2015: LCD dominates the TV format

It sounds like Spiderman telling The Daily Bugle that he’s ousted his latest adversary (Egad! The Plasma!), but it’s true. Plasma TVs and LED/LCDs have had something of a face-off in the past decade, and LCDs, or “liquid crystal display,” won out. LCDs work by filtering a backlight through a prism of colored crystals. Plasma used something totally different, electrically charged ionized gases. That Liquid Crystals winning over Plasmatic Gas sounds like the results of a Ziggy Stardust cover band competition notwithstanding.

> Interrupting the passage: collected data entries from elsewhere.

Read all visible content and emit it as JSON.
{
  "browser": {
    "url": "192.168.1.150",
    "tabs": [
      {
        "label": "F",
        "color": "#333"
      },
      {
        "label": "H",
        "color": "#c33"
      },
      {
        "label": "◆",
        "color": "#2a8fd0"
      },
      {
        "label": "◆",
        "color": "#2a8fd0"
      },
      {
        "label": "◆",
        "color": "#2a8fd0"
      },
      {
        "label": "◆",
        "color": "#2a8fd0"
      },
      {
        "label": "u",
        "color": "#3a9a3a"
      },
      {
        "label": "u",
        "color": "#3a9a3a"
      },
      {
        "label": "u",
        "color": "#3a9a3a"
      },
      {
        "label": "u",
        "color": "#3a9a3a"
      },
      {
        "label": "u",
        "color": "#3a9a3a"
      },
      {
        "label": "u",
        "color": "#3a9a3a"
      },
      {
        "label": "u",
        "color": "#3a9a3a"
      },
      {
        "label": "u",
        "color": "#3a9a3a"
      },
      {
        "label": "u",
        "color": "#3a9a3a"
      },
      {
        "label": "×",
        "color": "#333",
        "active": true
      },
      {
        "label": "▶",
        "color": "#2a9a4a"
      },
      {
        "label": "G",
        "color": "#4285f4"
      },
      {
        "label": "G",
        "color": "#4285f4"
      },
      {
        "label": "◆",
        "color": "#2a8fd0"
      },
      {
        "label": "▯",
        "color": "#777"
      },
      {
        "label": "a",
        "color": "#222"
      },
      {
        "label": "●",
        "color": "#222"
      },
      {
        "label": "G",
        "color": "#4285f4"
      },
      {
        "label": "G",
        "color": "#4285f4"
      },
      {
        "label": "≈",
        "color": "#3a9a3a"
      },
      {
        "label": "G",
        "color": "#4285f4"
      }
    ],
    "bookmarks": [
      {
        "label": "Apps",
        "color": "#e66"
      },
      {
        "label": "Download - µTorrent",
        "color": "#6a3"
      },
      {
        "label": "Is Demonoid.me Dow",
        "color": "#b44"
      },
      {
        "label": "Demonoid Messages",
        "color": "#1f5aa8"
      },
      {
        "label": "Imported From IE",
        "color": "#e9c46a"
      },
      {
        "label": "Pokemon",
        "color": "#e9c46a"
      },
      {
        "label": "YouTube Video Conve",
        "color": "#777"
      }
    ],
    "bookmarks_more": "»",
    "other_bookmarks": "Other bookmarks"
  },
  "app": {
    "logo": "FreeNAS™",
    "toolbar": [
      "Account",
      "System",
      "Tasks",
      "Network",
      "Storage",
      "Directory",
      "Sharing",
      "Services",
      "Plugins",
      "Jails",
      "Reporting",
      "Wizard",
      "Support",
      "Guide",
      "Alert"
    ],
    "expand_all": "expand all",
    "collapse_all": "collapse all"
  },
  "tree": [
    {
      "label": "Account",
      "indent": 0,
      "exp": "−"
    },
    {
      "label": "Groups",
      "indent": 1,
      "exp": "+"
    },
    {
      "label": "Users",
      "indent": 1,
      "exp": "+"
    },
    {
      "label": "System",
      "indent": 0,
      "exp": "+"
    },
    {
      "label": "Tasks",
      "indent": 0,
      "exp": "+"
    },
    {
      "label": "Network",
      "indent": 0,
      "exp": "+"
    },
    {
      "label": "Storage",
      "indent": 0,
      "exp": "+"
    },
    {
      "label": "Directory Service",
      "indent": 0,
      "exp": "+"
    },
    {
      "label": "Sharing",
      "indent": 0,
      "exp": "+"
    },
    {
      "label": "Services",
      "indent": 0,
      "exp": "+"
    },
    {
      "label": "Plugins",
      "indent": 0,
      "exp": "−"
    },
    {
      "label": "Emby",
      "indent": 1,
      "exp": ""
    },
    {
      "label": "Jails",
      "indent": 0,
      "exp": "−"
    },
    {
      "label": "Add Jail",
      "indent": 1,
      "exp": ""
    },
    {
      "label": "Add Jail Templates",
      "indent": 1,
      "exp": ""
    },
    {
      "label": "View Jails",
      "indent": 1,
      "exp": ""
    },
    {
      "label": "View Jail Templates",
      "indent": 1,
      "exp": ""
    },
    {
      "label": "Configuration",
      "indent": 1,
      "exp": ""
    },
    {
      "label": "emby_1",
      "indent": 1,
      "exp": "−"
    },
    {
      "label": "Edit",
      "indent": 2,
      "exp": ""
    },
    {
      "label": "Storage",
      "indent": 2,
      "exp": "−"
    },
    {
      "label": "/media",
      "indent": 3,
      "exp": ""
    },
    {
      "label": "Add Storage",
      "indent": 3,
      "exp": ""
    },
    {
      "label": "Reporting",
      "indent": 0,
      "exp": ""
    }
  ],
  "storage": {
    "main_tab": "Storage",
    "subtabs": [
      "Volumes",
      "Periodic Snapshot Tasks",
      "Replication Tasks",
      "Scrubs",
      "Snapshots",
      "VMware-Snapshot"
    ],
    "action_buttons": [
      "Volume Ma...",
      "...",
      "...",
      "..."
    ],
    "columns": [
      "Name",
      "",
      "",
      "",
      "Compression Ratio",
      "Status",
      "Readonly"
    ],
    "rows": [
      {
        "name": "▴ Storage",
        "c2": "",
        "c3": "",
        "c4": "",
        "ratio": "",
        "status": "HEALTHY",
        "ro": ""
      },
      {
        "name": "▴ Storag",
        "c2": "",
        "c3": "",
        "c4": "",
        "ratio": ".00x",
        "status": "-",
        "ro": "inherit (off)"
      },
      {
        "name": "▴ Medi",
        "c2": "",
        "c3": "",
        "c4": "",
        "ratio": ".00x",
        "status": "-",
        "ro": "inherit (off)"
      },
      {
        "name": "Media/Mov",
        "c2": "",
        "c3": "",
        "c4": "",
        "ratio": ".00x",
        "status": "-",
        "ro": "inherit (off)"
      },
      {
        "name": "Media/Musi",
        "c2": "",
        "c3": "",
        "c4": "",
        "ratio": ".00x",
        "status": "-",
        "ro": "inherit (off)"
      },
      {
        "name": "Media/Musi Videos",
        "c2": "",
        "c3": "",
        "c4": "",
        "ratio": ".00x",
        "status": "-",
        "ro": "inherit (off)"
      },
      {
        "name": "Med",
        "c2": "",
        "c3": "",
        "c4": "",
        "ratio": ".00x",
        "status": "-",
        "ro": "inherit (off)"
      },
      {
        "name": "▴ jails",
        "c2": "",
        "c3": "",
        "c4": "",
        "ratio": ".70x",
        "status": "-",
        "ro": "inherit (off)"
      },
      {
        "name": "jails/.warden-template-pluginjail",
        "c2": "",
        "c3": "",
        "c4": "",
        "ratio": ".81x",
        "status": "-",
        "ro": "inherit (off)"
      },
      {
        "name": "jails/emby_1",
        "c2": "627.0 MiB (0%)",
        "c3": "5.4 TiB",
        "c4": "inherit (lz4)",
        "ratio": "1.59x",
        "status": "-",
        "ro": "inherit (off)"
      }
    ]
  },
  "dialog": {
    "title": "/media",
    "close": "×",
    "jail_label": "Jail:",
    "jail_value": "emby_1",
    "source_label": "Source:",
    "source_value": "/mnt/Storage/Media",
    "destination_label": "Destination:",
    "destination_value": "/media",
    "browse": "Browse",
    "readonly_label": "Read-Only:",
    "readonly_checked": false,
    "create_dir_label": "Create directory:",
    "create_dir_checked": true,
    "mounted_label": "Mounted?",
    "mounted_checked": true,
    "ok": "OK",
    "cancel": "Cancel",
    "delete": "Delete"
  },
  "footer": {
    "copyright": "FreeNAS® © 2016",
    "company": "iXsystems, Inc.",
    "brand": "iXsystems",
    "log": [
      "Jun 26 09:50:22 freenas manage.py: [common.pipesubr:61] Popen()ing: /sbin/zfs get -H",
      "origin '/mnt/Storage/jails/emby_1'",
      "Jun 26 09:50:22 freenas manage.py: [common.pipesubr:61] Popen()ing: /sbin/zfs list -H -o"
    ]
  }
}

2025: OLED changes EVERYTHING

Americans have responded more enthusiastically to improvements in television technology in the past few decades than ever before -- we appreciate how much the device has changed, and what new advancements mean (WAY cooler TVs). OLED screens, or “organic light-emitting diode” screens, were introduced in 2009, and are poised to totally reshape television. Literally. Because OLEDs rely on organic compounds that actually glow a particular color, they don’t need a backlight. That means, when the technology gets there, theoretically, you could print a moving image onto something as thin as a sheet of paper (like literally a sheet of paper). Already, OLED has produced the best picture quality we’ve ever seen, but as a breakthrough, this is just the tip of the crystalline-looking iceberg.